Turabi's wife, Wisal al-Mahdi, also said her husband had been flown out of the capital and that she was worried.
No government or ruling party official was available to comment.
She said around 400 of Turabi's followers had gathered at her home on Thursday night to be briefed on a deal the PNC signed Monday with south Sudanese opposition who have waged a 17-year civil war against Khartoum.
Mahdi, who is also a member of the PNC's consultative council, said PNC Information Secretary Mohamed al-Amin Khalifa was among those who have been detained by the government's security forces.
Turabi provoked Beshir's wrath when the PNC signed a memorandum of understanding in Switzerland with the Southern People's Liberation Army (SPLA), an opposition group of southern Sudanese Christians and animists at war with Sudan's Muslim-Arab north since 1983. The pact called for peaceful resistance against Beshir.
Khalifa delivered a sermon at Friday midday prayer services at Khartoum University mosque defending the deal with the SPLA, a witness said.
Mahdi said Khalifa was taken into custody immediately after the prayers.
During his sermon, while security surrounded the mosque, Khalifa said the deal was aimed at halting the civil war that the SPLA has been waging against successive governments for 17 years in addition to building trust between northerners and southerners.
"We are doing this for the sake of Islam rather than power," he said as quoted by the witness.
Beshir has called the pact "a violation of the law" and warned the government would "not tolerate such acts."
Turabi, who helped Beshir seize power in a 1989 bloodless military coup, crossed his onetime ally when, as parliamentary speaker in 1999, he sponsored legislation to curb presidential powers.

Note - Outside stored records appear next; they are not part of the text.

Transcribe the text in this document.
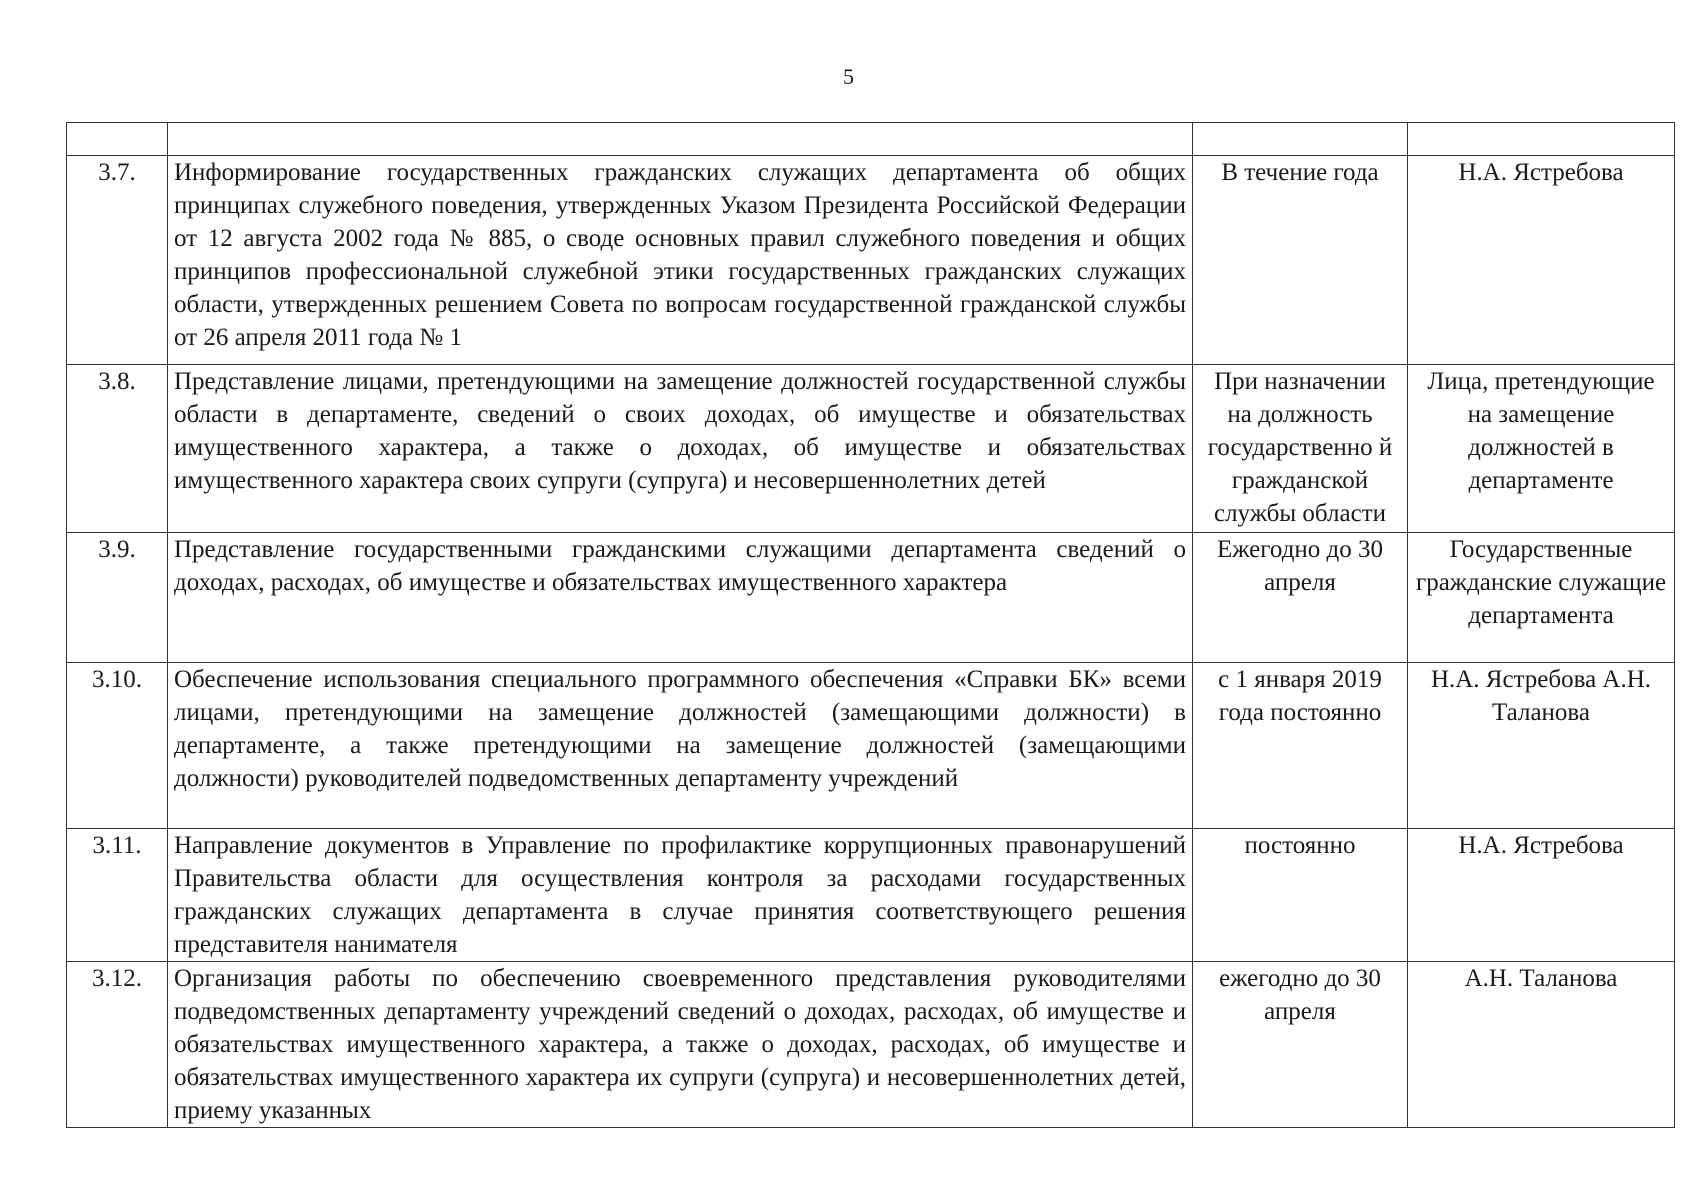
5

3.7.	Информирование государственных гражданских служащих департамента об общих принципах служебного поведения, утвержденных Указом Президента Российской Федерации от 12 августа 2002 года № 885, о своде основных правил служебного поведения и общих принципов профессиональной служебной этики государственных гражданских служащих области, утвержденных решением Совета по вопросам государственной гражданской службы от 26 апреля 2011 года № 1	В течение года	Н.А. Ястребова
3.8.	Представление лицами, претендующими на замещение должностей государственной службы области в департаменте, сведений о своих доходах, об имуществе и обязательствах имущественного характера, а также о доходах, об имуществе и обязательствах имущественного характера своих супруги (супруга) и несовершеннолетних детей	При назначении на должность государственно й гражданской службы области	Лица, претендующие на замещение должностей в департаменте
3.9.	Представление государственными гражданскими служащими департамента сведений о доходах, расходах, об имуществе и обязательствах имущественного характера	Ежегодно до 30 апреля	Государственные гражданские служащие департамента
3.10.	Обеспечение использования специального программного обеспечения «Справки БК» всеми лицами, претендующими на замещение должностей (замещающими должности) в департаменте, а также претендующими на замещение должностей (замещающими должности) руководителей подведомственных департаменту учреждений	с 1 января 2019 года постоянно	Н.А. Ястребова А.Н. Таланова
3.11.	Направление документов в Управление по профилактике коррупционных правонарушений Правительства области для осуществления контроля за расходами государственных гражданских служащих департамента в случае принятия соответствующего решения представителя нанимателя	постоянно	Н.А. Ястребова
3.12.	Организация работы по обеспечению своевременного представления руководителями подведомственных департаменту учреждений сведений о доходах, расходах, об имуществе и обязательствах имущественного характера, а также о доходах, расходах, об имуществе и обязательствах имущественного характера их супруги (супруга) и несовершеннолетних детей, приему указанных	ежегодно до 30 апреля	А.Н. Таланова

In response, Beshir dissolved parliament, purging Turabi from power and forcing him into the opposition.
Beshir, meanwhile, formed a new 31-member government mostly made up of his ruling National Congress party, Sudanese state television reported late Thursday.
Sixteen members of the preceding 25-strong administration will stay on, joined by other backers of Beshir, who seized power in the 1989 coup and who was given a five-year mandate in controversial elections last December which the opposition boycotted.
Eight members of the outgoing cabinet retain their posts, including the key portfolios of defense, foreign affairs, justice and information and culture.
Former presidential affairs minister Abdel Rahim Mohamed Hussein takes over the interior ministry.
The new cabinet also includes six ministers from the country's troubled south.